The demon, the beast, the poison, calls me so often.

I don't know if I'm ready. I just know I need to be.

Tomorrow, Day 1. Crap.



I wish you all the best. What is your strategy towards being sober?

thewalkingdead 06-14-2013 01:31 AM

I am stopping today too. At least I pray I can beat the desire.

Michael66 06-14-2013 01:42 AM


Originally Posted by lessgravity (Post 4015276)
I'm already drunk. I'm just trying to prepare to beat the demon tomorrow.
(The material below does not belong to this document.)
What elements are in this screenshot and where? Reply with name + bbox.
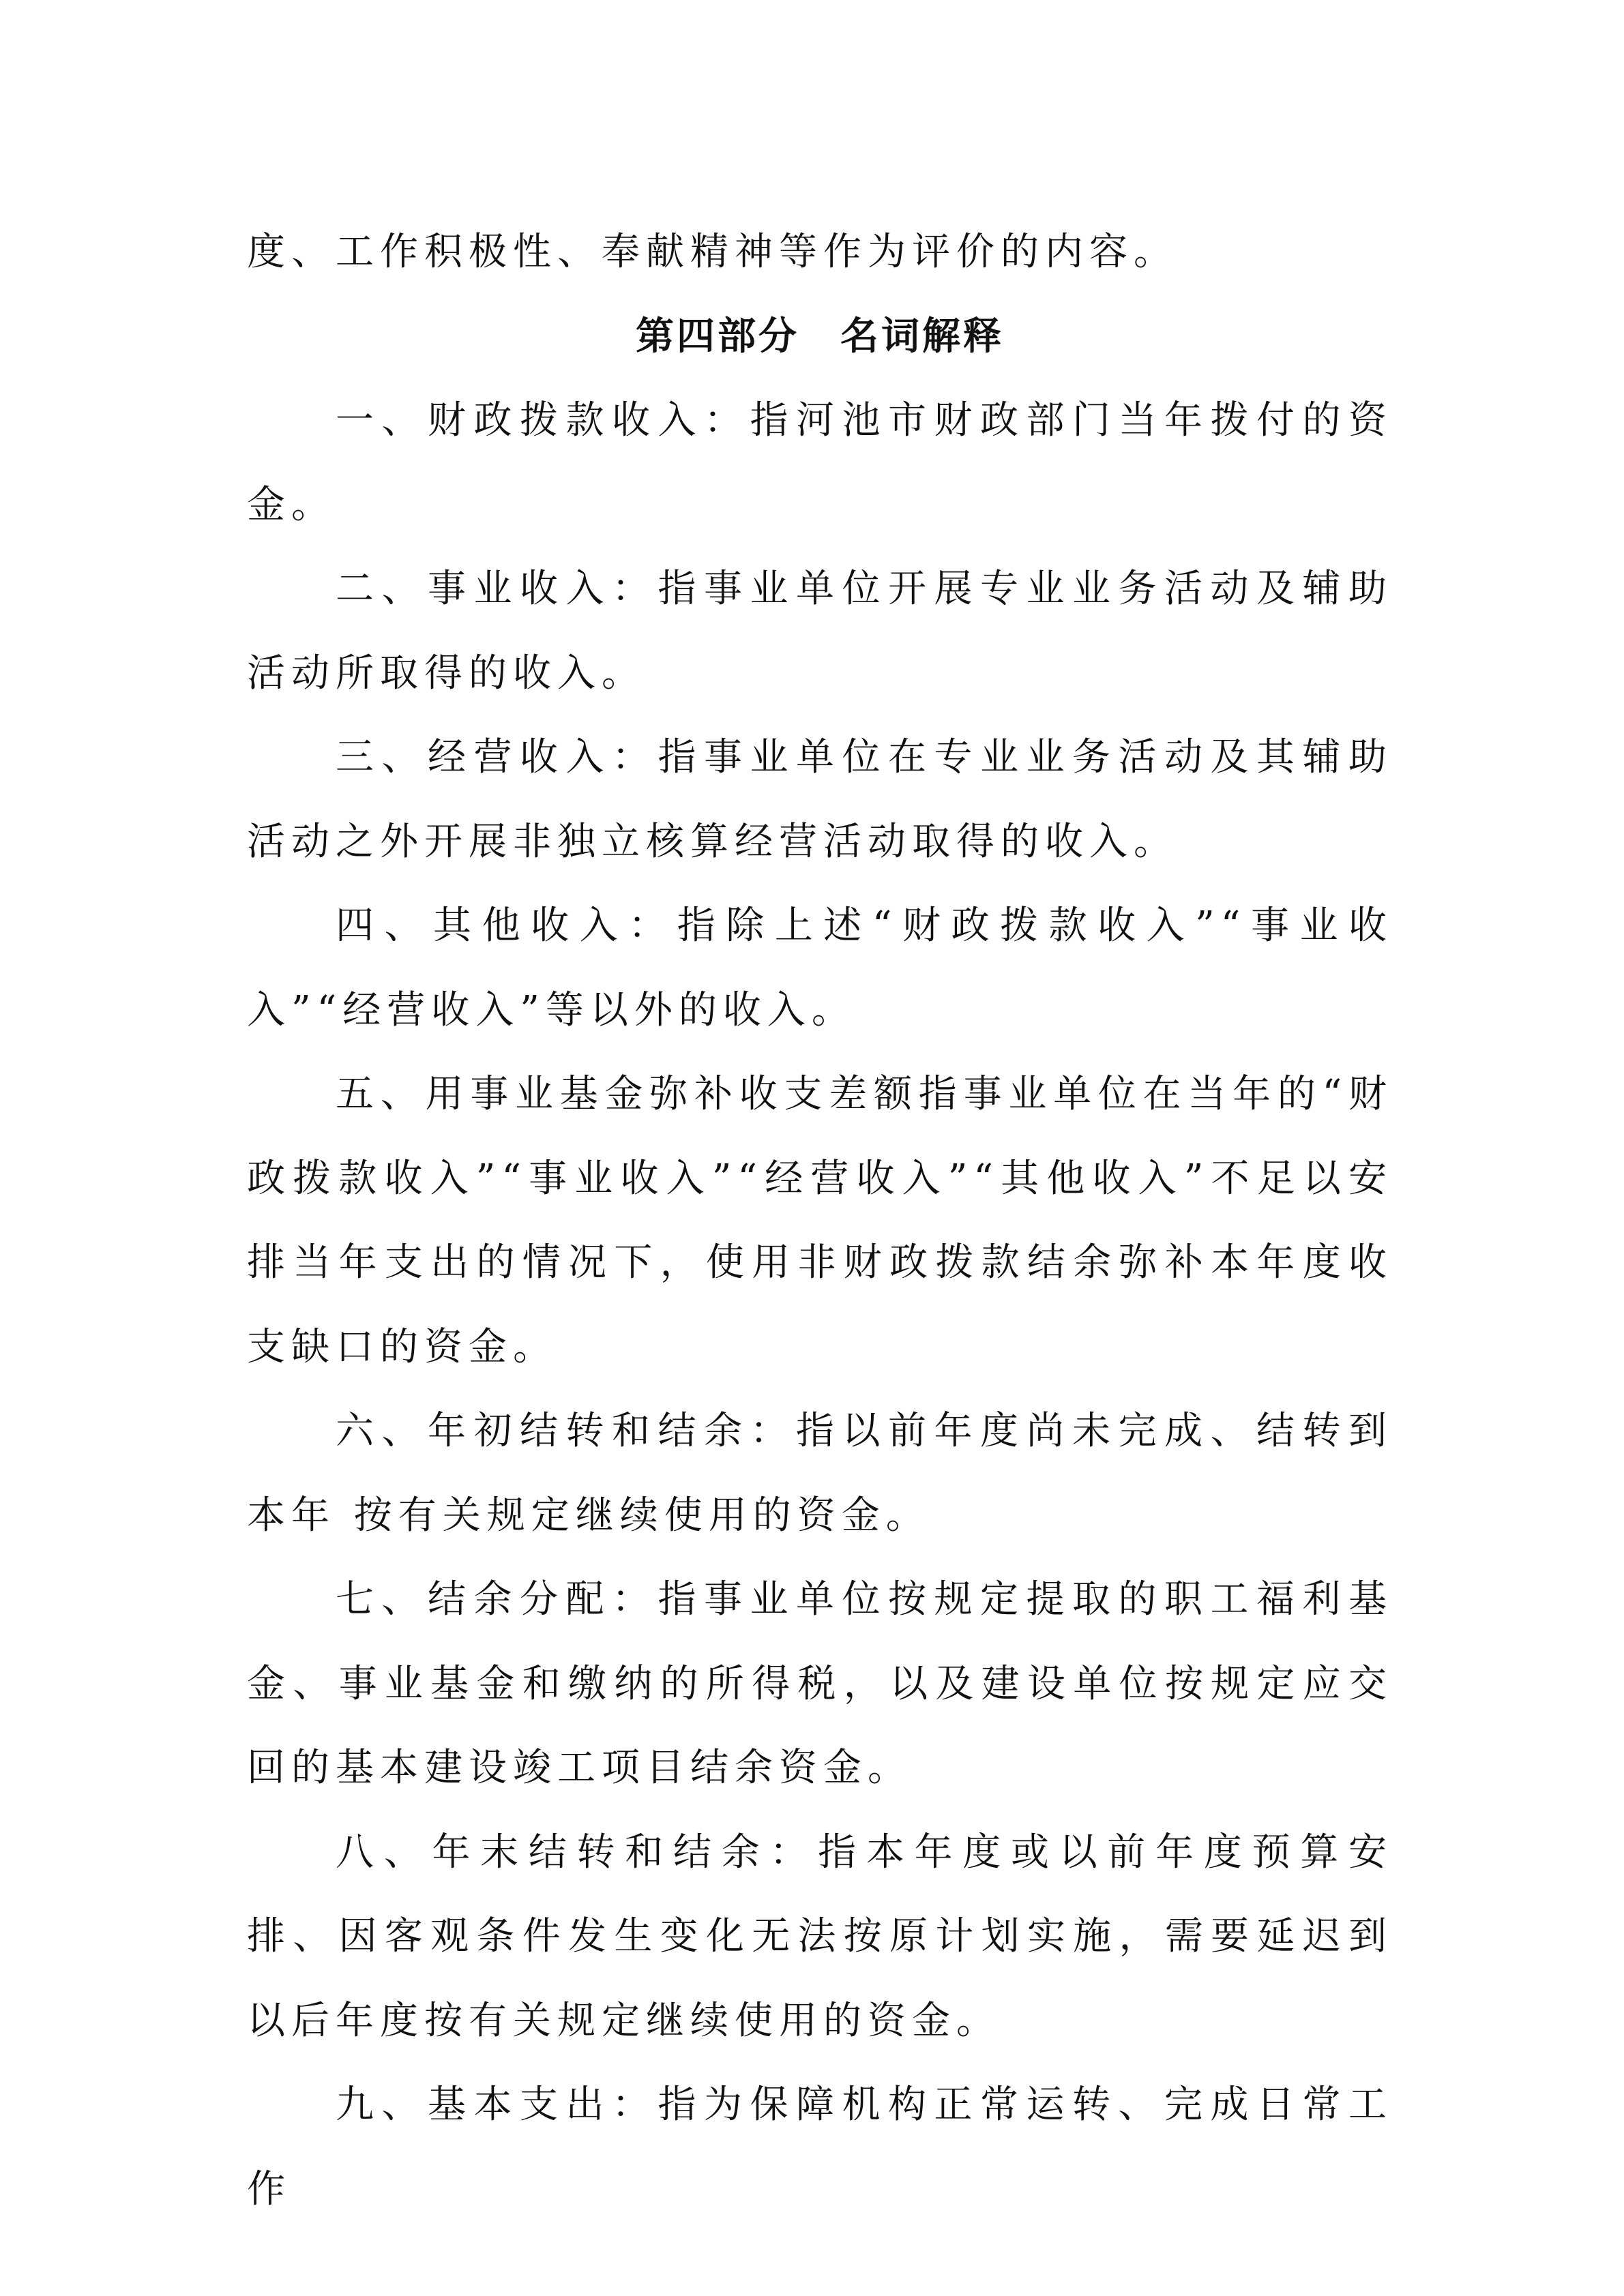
- definition-paragraph-5: 五、用事业基金弥补收支差额指事业单位在当年的“财政拨款收入”“事业收入”“经营收入”“其他收入”不足以安排当年支出的情况下，使用非财政拨款结余弥补本年度收支缺口的资金。: [247, 1072, 1393, 1369]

But yes please thanks for your encouragement.

The best way to prepare for tomorrow is to limit your hangover.

I found that promises for the future rarely worked if I wasn't prepared to stop at the time. The only time we can really choose not to drink or take drugs is 'now' - it's the only time we have any control over.

GracieLou 06-14-2013 02:36 AM


Originally Posted by lessgravity (Post 4015276)
I'm already drunk. I'm just trying to prepare to beat the demon tomorrow. But yes please thanks for your encouragement.

The night I finally stopped fighting the demon I was drunk. That same night I was drunk when I called AA. I was drunk when I talked to the lady that agreed to pick me up and take me to a meeting. I was drunk at the AA meeting.

When you decide to stop fighting, then stop fighting. It does not matter what condition you are in at the time.

No one understands an alcoholic more than another alcoholic. You are not going to shock us that you have been drinking or that you are drunk. I was too.